UKRAINA - Ketika serangan udara Rusia yang mematikan berlanjut ke hari kedua pada Selasa (11/10/2022), Presiden Ukraina Volodymyr Zelensky meminta negara-negara kaya G7 untuk membantu negaranya membangun “perisai udara” terhadap serangan udara.
Permohonan Zelensky datang di tengah salah satu kampanye pengeboman paling sengit yang dilakukan Rusia terhadap Ukraina sejak invasi pada akhir Februari lalu. Sedikitnya 19 orang tewas dan lebih dari 100 terluka di seluruh negeri, sejauh kota barat Lviv, ratusan mil dari teater utama perang di timur dan selatan Ukraina.
Rusia telah melakukan lebih dari 30 serangan rudal sejauh ini pada Selasa (11/10/2022), dibandingkan dengan 84 serangan rudal pada Senin (10/10/2022).
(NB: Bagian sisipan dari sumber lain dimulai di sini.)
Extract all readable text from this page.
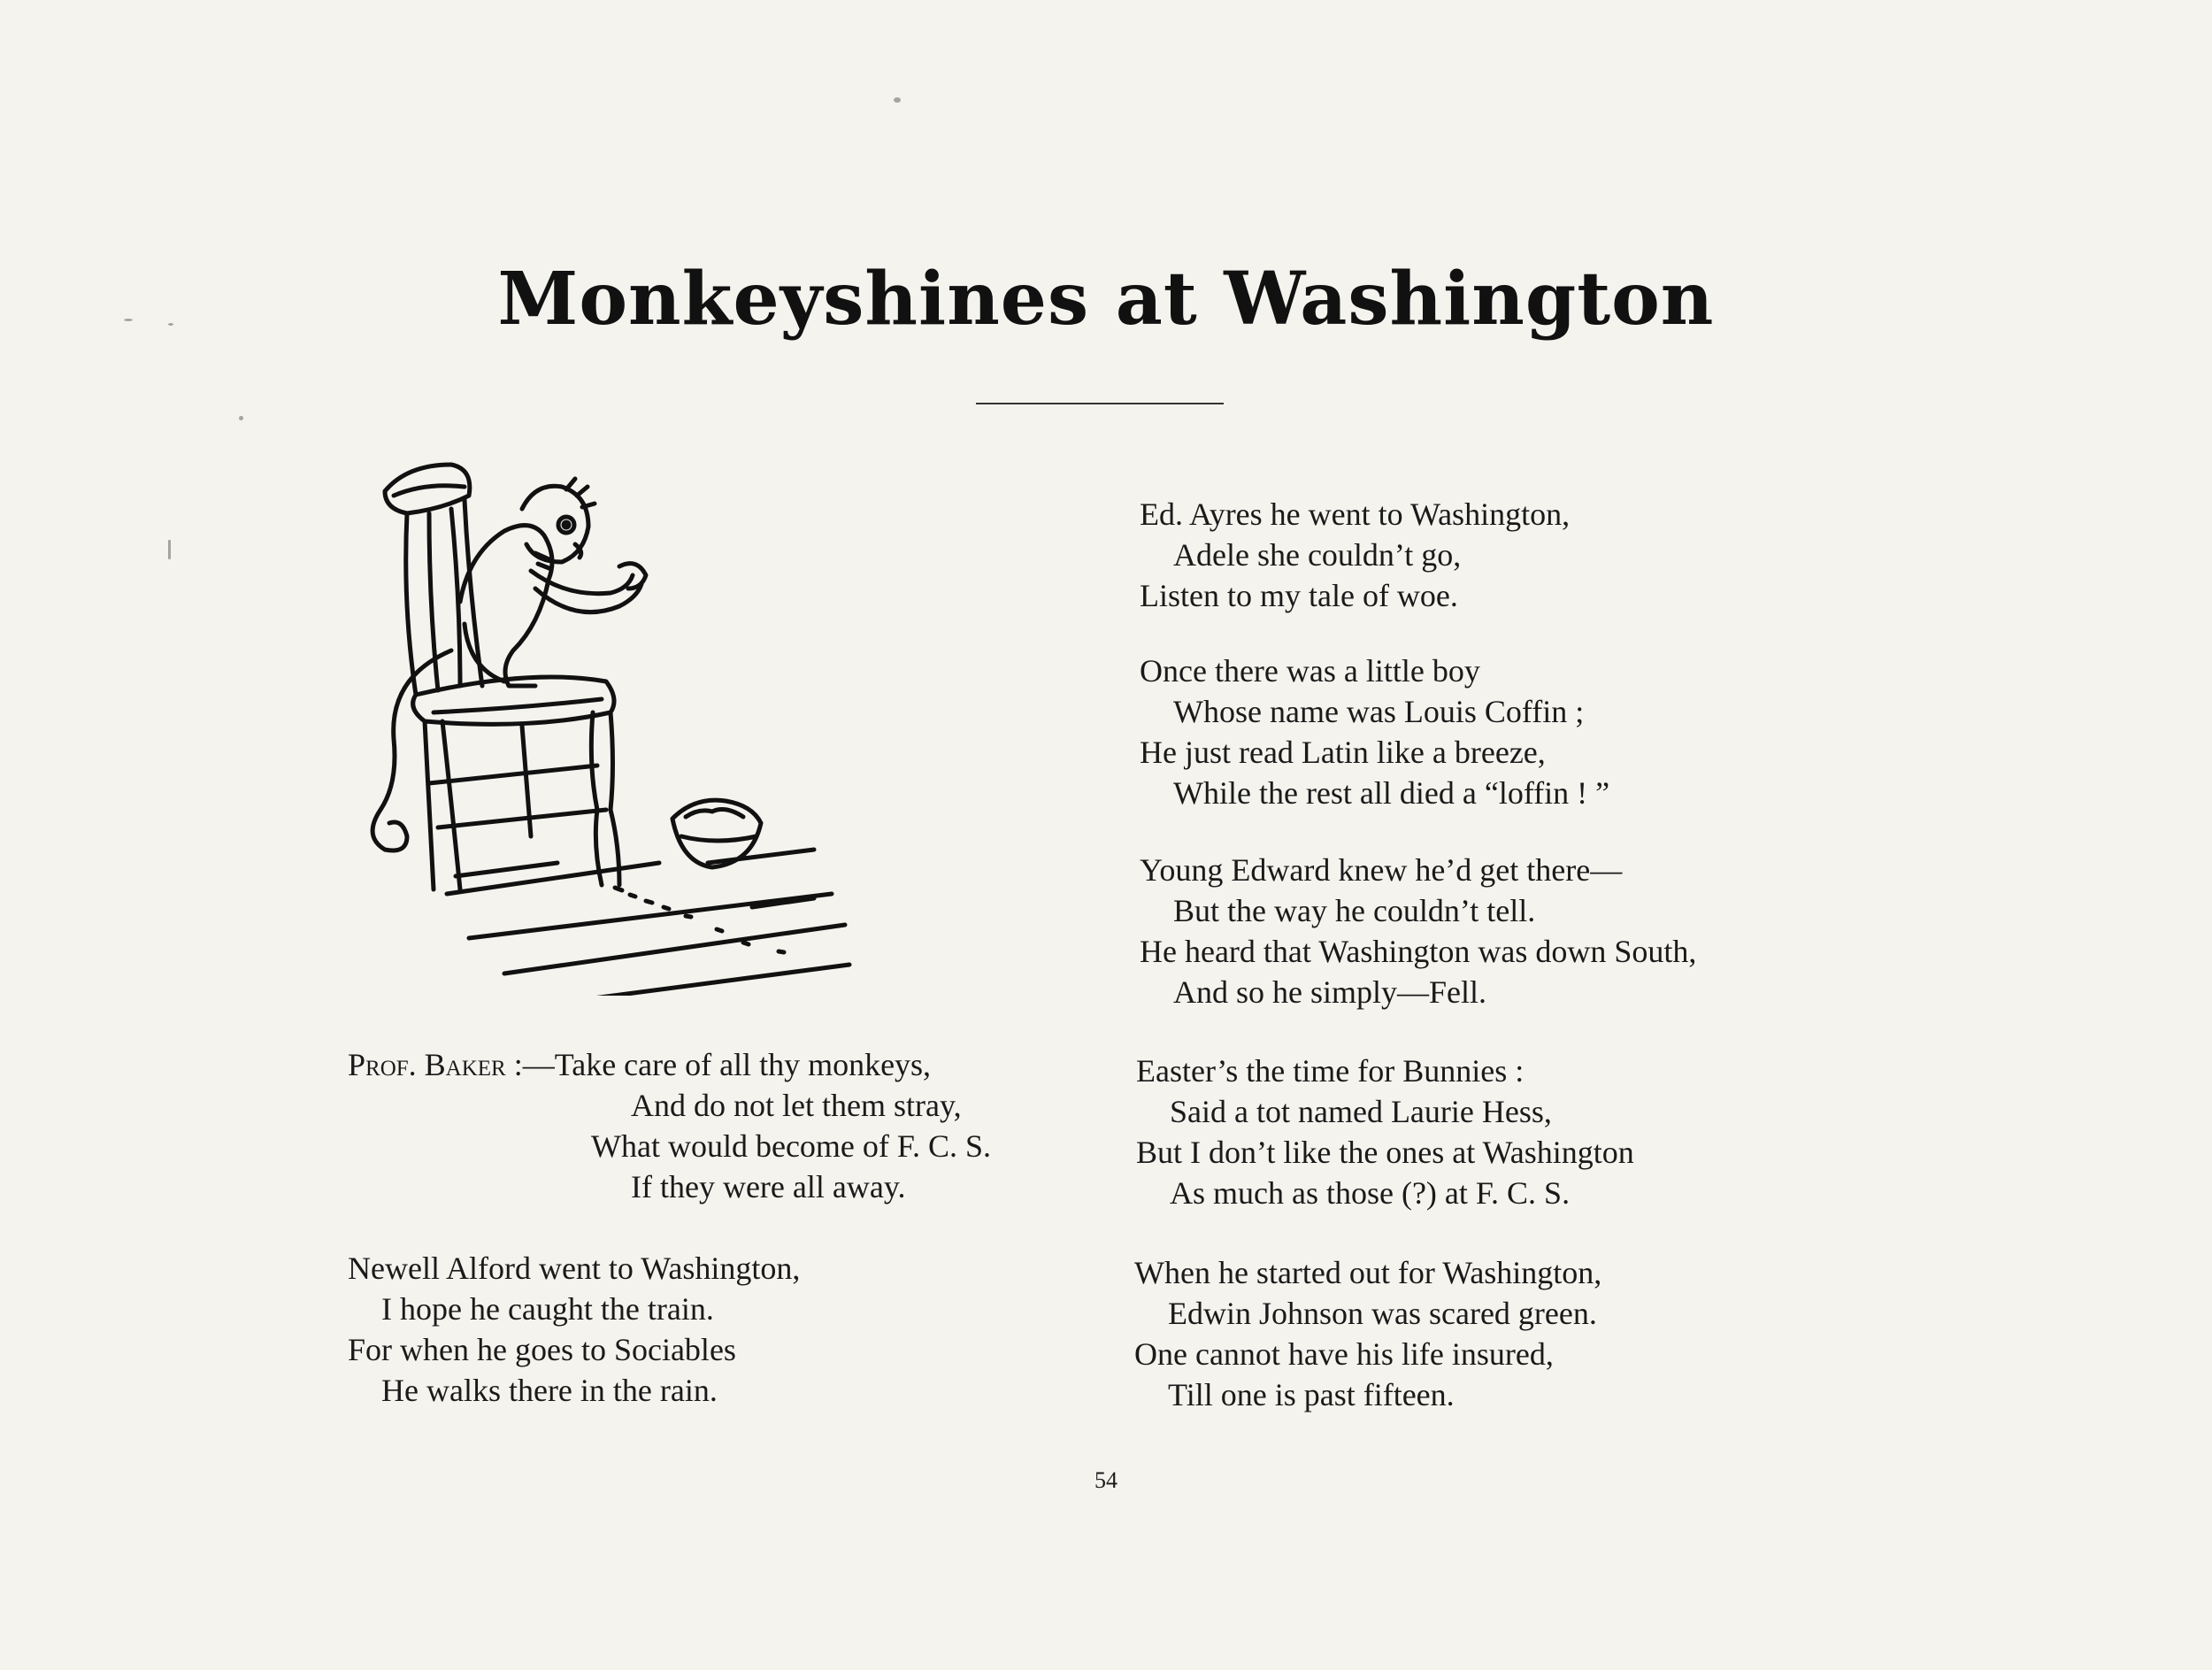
Monkeyshines at Washington
Prof. Baker :—Take care of all thy monkeys,
And do not let them stray,
What would become of F. C. S.
If they were all away.
Newell Alford went to Washington,
I hope he caught the train.
For when he goes to Sociables
He walks there in the rain.
Ed. Ayres he went to Washington,
Adele she couldn’t go,
Listen to my tale of woe.
Once there was a little boy
Whose name was Louis Coffin ;
He just read Latin like a breeze,
While the rest all died a “loffin ! ”
Young Edward knew he’d get there—
But the way he couldn’t tell.
He heard that Washington was down South,
And so he simply—Fell.
Easter’s the time for Bunnies :
Said a tot named Laurie Hess,
But I don’t like the ones at Washington
As much as those (?) at F. C. S.
When he started out for Washington,
Edwin Johnson was scared green.
One cannot have his life insured,
Till one is past fifteen.
54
Menurut militer Ukraina, sekitar setengah dari mereka pada Selasa (11/10/2022) dinetralkan oleh pertahanan udara.
Baca juga: Sebut Putin 'Aktor Rasional', Biden Yakin Serangan Brutal ke Ukraina Salah Perhitungan
Tidak jelas berapa lama lagi militer Rusia dapat mempertahankan serangan semacam itu. Tetapi Zelensky mengatakan negaranya membutuhkan lebih banyak bantuan dengan sistem pertahanan rudal untuk memerangi serangan rudal Moskow.
Baca juga: G7 Gelar Pertemuan Darurat Usai Serangan Rudal Rusia
“Ketika Ukraina menerima sistem pertahanan udara modern dan efektif dalam jumlah yang cukup, elemen kunci teror Rusia – serangan rudal – akan berhenti bekerja,” kata Presiden Ukraina kepada para pemimpin negara-negara G7 Kanada, Prancis, Jerman, Italia, Jepang, Inggris Raya dan Amerika Serikat (AS), dikutip CNN.
Zelensky juga menegaskan kembali permintaannya agar Rusia dinyatakan sebagai negara teroris dan sanksi lebih lanjut.
“Kita harus memblokir sektor energinya dengan sanksi, mematahkan stabilitas pendapatan Rusia dari perdagangan minyak dan gas. Batasan harga yang ketat diperlukan untuk ekspor minyak dan gas dari Rusia – tidak ada keuntungan bagi negara teroris,” katanya.
Presiden Rusia Vladimir Putin mengatakan pada Senin (10/10/2022) bahwa serangan rudal jelajah dan serangan pesawat tak berawak yang intensif adalah tanggapan terhadap apa yang disebut Kremlin sebagai serangan teroris di Jembatan Kerch, yang menghubungkan daratan Rusia ke Semenanjung Krimea yang dicaplok.
Jembatan, arteri penting bagi lalu lintas sipil dan militer, rusak dalam ledakan besar pada Sabtu (8/10/2022) pagi. Apa sebenarnya yang menyebabkan ledakan itu masih belum jelas.
Ukraina belum mengakui tanggung jawab atas insiden itu, dan beberapa pejabat di Kyiv, termasuk Menteri Luar Negeri Dmytro Kuleba, menuduh bahwa kampanye Rusia minggu ini direncanakan sebelum ledakan jembatan.
Menurut Rusia, serangan pada Selasa (11/10/2022) menargetkan situs militer Ukraina dan pembangkit listrik - yang terakhir digambarkan Kuleba sebagai kejahatan perang "bertujuan menciptakan kondisi yang tak tertahankan bagi warga sipil." Dua "fasilitas energi" di Lviv termasuk di antara yang terkena.